There's a lot we can talk about in this little line of code! Let's start with the syntax. When you declare (create) a variable, you start with var, then a name for your variable (we've named this one 'age'). Then comes an equals sign followed by the value that the variable will store. var is a keyword, every language has a set of keywords that have special meaning, and in JavaScript var means that we are about to declare a variable. Keywords are case-sensitive, and almost all of them require all the letters to be lower case. You should always use var when declaring a variable. In newer versions of JavaScript there are a few other keywords that you can use to declare variables. But in order to keep things simple, and to avoid overloading beginners with too much info, we'll stick with 'classic' JavaScript.

The code sample above is a statement. For now you can think of a statement as a single command, often a single line of code. Statements in JavaScript should end with a semi colon.
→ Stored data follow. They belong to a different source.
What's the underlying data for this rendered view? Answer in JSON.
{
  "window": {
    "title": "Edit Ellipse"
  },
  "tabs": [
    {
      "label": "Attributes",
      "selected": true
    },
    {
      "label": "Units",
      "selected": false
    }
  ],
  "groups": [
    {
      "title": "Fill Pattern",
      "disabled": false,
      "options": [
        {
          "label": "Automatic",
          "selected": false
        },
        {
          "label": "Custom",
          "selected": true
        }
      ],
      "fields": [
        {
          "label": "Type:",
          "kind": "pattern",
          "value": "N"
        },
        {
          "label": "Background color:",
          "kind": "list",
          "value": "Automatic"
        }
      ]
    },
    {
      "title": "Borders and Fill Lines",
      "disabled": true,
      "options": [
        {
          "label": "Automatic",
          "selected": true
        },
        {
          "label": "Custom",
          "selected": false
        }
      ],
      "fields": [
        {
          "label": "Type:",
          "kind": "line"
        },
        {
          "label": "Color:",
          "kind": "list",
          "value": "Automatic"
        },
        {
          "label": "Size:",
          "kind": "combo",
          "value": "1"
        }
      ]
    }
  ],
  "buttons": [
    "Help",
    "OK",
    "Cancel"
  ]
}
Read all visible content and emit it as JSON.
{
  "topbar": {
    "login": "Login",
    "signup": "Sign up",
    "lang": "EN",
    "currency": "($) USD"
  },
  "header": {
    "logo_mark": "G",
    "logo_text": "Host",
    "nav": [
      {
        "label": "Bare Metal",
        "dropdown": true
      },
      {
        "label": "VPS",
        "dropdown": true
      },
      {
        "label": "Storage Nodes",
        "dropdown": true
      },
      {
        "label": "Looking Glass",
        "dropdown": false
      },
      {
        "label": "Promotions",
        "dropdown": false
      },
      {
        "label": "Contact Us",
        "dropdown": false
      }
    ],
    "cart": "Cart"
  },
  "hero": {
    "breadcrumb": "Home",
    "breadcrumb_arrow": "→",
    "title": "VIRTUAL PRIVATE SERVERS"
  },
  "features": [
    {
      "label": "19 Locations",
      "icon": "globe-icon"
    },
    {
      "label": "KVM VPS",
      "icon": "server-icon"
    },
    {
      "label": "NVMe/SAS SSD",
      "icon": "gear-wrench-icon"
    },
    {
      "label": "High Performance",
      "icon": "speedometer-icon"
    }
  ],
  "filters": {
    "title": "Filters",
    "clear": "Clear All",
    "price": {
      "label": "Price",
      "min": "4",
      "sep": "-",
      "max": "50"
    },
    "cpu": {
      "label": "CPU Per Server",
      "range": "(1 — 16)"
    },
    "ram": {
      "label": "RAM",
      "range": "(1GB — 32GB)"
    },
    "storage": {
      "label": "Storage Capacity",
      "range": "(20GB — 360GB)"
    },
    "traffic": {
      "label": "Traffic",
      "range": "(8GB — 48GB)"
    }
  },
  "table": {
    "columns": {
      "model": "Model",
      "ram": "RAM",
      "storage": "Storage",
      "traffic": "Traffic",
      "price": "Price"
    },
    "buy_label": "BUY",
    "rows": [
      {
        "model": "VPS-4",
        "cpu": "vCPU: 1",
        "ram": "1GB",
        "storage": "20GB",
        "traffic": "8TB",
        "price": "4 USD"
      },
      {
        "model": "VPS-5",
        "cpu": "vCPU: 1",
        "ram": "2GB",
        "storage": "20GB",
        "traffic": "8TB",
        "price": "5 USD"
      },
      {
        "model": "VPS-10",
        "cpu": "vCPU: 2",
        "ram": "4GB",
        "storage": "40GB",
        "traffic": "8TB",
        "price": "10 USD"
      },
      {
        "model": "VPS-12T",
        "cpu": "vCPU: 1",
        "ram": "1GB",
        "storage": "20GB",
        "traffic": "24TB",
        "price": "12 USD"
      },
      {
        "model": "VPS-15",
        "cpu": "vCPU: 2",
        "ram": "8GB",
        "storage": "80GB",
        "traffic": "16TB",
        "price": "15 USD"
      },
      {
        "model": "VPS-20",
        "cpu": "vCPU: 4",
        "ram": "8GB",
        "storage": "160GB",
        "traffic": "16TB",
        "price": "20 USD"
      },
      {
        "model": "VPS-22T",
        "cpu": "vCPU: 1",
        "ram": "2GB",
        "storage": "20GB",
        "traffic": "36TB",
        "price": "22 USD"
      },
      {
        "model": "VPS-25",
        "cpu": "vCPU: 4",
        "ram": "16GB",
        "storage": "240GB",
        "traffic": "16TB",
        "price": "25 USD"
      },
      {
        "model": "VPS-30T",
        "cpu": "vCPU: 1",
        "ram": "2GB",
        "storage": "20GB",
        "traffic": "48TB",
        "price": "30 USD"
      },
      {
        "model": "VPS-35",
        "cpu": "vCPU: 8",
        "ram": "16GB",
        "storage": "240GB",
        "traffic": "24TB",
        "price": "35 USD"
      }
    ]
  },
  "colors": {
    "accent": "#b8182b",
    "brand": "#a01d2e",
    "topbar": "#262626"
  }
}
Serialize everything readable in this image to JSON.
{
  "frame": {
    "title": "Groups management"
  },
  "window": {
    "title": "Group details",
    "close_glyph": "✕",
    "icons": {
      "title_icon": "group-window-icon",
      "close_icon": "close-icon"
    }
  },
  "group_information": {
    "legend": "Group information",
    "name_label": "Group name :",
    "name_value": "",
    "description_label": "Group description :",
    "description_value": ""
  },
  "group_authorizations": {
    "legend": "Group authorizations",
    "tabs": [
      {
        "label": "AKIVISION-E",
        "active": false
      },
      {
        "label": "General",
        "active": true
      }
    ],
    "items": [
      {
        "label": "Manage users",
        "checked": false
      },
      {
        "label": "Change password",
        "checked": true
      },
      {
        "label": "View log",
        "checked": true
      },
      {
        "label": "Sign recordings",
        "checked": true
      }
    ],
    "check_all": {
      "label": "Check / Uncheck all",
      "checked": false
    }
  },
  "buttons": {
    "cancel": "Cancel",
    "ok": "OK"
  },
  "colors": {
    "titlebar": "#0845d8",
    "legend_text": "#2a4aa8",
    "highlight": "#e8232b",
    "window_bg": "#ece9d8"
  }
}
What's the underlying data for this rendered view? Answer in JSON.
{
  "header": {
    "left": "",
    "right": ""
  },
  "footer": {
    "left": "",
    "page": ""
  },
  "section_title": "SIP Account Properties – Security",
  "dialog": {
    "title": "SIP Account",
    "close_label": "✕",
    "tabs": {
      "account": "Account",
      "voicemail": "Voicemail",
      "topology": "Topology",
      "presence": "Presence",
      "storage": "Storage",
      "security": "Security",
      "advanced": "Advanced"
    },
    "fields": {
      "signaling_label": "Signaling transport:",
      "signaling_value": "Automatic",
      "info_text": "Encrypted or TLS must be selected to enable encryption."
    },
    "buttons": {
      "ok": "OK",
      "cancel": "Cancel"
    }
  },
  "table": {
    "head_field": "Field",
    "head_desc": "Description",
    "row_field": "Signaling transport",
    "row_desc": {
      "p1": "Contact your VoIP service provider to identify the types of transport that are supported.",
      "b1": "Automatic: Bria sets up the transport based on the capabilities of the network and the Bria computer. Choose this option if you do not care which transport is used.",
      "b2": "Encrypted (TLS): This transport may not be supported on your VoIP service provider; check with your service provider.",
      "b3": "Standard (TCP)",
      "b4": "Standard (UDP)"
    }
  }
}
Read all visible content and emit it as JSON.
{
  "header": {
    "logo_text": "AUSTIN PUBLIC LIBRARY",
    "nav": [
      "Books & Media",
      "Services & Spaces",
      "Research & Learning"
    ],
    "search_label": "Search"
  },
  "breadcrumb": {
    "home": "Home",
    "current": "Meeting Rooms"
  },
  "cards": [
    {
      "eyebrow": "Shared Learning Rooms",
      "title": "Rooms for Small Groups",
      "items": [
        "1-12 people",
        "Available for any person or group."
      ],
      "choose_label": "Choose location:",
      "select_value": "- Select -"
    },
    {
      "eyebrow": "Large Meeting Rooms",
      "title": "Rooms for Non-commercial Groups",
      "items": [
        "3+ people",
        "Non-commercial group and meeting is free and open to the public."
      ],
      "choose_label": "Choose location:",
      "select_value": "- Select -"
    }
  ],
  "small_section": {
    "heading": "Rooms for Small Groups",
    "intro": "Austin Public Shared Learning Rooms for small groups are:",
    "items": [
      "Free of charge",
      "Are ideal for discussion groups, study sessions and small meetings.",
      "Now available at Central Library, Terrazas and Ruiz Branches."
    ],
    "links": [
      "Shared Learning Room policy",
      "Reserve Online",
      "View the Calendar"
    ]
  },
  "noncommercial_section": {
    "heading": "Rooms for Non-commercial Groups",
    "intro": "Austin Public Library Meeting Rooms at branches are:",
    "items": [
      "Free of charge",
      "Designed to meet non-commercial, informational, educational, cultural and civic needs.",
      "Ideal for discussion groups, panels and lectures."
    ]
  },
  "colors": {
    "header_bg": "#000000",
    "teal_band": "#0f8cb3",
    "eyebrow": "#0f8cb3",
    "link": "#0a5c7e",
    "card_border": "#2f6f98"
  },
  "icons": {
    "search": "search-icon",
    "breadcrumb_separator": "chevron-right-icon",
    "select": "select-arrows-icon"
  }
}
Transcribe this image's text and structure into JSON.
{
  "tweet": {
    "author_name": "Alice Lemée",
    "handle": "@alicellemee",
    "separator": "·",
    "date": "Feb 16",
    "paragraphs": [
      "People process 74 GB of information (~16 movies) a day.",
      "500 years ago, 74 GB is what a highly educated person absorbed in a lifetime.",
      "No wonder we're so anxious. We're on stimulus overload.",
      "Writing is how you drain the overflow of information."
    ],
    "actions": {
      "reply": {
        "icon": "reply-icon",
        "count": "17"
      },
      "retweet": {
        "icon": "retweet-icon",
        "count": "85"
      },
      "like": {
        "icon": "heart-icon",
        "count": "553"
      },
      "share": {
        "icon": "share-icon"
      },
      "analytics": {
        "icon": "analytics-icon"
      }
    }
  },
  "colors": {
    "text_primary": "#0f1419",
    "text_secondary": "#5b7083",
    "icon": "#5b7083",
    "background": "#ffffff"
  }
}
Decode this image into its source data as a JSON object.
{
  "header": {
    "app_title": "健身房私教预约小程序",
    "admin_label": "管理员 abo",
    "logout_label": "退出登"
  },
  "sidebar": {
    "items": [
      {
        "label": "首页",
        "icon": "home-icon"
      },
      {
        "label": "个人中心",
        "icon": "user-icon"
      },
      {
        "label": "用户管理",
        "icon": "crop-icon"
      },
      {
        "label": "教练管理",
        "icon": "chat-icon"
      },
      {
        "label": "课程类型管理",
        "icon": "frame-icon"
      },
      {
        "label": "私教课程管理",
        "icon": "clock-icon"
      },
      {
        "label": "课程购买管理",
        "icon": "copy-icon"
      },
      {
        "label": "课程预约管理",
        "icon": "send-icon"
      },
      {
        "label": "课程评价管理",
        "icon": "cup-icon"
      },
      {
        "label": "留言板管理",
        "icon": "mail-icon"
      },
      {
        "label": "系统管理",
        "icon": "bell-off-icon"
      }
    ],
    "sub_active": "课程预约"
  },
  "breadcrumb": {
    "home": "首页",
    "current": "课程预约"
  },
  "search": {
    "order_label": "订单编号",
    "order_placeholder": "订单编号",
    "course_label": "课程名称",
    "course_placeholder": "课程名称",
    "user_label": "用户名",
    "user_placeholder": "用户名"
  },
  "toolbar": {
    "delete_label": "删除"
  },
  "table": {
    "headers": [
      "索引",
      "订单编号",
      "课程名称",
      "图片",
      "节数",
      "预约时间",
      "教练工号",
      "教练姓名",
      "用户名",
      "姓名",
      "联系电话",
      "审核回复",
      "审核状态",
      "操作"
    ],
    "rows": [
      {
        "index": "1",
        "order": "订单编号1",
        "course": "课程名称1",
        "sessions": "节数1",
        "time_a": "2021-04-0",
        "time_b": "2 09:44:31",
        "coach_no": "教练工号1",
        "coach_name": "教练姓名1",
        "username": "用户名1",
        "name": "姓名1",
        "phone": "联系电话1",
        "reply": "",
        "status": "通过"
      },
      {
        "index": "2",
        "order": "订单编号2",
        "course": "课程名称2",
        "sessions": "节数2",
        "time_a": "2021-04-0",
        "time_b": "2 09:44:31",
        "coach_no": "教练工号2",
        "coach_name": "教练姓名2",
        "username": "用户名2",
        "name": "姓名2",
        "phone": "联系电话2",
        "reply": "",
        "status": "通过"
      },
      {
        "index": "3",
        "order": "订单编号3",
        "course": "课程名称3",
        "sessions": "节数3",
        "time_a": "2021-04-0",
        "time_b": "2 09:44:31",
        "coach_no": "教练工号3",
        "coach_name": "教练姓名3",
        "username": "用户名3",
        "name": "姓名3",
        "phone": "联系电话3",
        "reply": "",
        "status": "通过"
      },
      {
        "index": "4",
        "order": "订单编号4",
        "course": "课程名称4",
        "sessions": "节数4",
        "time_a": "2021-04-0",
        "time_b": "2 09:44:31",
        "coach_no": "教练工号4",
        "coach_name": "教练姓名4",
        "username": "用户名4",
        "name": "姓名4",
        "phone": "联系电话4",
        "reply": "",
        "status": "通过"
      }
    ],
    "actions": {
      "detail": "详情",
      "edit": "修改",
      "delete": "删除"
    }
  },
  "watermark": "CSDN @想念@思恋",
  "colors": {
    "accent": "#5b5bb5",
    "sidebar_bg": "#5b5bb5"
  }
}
Before moving on, I want to show you a 'command' that will come in handy throughout this course. If you want to display the contents of a variable in the browser, you can use the alert function to show it in a pop up box (we'll talk more about functions in the next lesson):

alert(age);

Variables are extremely powerful because they make programs easy to update. Let's assume you want to show an alert box that displays the user's name in various places throughout your program. You could write your program with this approach (note that the lines beginning with two forward slashes are comments for demonstration purposes, they will be ignored when the code runs in the browser):

alert("Bob");

// a bunch of lines of code might go here

alert("Bob");

// maybe a bunch more code might be here

alert("Bob");

As you can see, "Bob" is repeated a few times. Let's assume you wanted to change this to "Robert". If these alerts were spread out within many lines of code in your program, then it could be tricky to find all three instances.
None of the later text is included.